The server key fingerprint doesn't match the one defined in app/config.php

There was a recent thread regarding this same issue, but was never resolved:

This is on ubuntu 16.04.

When I run:

sudo -H -u www-data /bin/bash -c “gpg --list-keys --fingerprint --home /var/www/.gnupg”

I do see the correct name and email address I created the keys with.

/var/www/passbolt/app/Config/app.php has the correct values for:

  • home
  • fingerprint
  • public
  • private
                    'home' => '/var/www/.gnupg',
            ],
            // Main server key
            'serverKey' => [
                    // Server private key location and fingerprint
                    'fingerprint' => 'OMITTED',
                    'public' => APP . 'Config' . DS . 'gpg' . DS . 'unsecure.key',
                    'private' => APP . 'Config' . DS . 'gpg' . DS . 'unsecure_private.key',

I specifically exported my public and private keys to match the default expected names above.

Hello,

Is it safe to assume that you are using Apache? I used Nginx, so I’m not sure how this works for Apache, but the nginx process is run by a user called nginx. Its home directory is /var/cache/nginx. I noticed that you list your home (i.e. www-data’s home) as “/var/www/”; you should double check if that’s www-data’s true home directory (isn’t that Apache’s default webroot?). If it’s not, I think moving the keys around to the true home directory should suffice.

I hope you find this to be useful.

I am using apache.

/var/www/ is indeed the home directory as evidenced by running

sudo -H -u www-data /bin/bash -c “cd ~; pwd”

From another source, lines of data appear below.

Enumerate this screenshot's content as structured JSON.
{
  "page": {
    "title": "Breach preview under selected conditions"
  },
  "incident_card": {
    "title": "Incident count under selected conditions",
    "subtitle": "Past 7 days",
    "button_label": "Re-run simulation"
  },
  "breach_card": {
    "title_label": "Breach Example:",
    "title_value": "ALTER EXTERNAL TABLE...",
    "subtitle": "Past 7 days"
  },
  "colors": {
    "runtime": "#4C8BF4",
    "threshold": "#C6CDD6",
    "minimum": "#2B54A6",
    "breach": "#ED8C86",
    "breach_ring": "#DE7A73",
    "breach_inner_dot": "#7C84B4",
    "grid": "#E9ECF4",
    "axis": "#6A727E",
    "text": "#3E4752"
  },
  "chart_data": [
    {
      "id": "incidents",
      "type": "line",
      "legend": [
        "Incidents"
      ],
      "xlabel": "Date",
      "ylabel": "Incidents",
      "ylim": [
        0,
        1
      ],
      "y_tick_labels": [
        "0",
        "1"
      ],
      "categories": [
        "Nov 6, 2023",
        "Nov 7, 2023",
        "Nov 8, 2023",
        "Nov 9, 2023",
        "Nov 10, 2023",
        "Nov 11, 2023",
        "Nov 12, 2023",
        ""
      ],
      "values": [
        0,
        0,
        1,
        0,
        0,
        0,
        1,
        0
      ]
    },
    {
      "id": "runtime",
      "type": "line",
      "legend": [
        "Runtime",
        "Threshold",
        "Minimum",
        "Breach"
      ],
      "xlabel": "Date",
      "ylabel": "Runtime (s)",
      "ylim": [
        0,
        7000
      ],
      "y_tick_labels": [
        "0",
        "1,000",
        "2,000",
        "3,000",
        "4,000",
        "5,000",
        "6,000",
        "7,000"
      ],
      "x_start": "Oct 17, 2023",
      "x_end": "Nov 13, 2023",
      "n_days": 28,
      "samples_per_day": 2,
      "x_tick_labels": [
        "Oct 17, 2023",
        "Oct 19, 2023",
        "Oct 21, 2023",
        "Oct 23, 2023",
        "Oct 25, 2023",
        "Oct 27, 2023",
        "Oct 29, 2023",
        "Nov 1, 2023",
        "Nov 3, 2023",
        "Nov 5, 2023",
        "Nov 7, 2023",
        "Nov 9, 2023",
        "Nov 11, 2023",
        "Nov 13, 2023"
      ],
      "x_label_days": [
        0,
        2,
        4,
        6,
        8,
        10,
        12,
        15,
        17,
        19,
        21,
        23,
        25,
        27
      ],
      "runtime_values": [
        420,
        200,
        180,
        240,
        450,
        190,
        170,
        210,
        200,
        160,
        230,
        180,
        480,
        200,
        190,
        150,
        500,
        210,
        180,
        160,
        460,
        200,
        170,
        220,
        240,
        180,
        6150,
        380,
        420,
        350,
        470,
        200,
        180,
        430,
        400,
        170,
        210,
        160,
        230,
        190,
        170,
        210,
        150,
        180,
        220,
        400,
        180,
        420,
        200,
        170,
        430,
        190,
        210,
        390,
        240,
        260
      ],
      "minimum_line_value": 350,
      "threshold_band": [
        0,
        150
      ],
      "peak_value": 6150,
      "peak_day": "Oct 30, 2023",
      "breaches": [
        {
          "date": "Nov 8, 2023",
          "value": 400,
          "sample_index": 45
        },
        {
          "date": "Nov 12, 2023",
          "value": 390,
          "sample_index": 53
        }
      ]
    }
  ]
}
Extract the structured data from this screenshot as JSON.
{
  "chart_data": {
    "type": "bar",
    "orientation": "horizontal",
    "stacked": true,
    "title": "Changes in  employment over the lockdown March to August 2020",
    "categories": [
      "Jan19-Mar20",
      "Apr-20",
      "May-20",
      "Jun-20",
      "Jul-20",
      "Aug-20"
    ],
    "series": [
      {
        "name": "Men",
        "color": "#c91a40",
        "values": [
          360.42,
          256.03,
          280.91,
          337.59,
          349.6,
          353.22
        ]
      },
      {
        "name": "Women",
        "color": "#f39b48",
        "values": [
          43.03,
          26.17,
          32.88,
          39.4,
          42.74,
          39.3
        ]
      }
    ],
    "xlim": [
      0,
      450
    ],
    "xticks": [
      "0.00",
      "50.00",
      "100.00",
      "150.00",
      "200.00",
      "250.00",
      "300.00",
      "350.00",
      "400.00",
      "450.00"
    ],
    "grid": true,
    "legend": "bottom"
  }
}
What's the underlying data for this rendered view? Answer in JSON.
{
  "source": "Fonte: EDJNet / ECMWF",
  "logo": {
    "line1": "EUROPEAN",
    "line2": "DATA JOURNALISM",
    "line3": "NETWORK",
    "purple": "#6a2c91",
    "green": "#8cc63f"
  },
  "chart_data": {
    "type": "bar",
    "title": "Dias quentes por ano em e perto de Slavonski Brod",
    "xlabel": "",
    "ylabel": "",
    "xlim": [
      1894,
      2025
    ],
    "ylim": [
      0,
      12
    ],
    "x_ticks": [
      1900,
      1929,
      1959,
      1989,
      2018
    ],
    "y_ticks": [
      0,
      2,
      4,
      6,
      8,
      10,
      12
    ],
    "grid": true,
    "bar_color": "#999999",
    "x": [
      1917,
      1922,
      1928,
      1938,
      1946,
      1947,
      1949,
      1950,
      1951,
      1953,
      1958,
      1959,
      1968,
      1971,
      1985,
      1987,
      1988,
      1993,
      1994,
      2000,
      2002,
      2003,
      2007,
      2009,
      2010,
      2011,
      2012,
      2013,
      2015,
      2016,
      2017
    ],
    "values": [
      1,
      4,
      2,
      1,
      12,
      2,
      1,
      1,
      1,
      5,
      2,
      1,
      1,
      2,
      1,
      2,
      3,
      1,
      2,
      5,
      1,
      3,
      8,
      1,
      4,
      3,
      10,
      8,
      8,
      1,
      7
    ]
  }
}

as well as what it shows in /etc/passwd

I am basing my directions on the semi-official debian 8 instructions, but adapting them to Ubuntu 16.04 (just a few package names need changed).

Oh boy, I’m stumped. I can’t really think of anything other than a possible typo. If it’s not that, maybe try renaming the keys? Perhaps there are default settings in the different php files that test for the existence of the default keys. But that would seem unlikely, since I would expect the healthcheck to warn against the use of default keys vs. what I’m saying.

I also had problems with this and what I remember doing was simply moving the files created under the /root/.gnupg directory (I generated the keys as root) to /var/cache/nginx/.gnupg and modifying the values in the app.php file. Needless to say, I changed permissions accordingly. I’m sorry I can’t be of much help :disappointed:

This topic was automatically closed 5 days after the last reply. New replies are no longer allowed.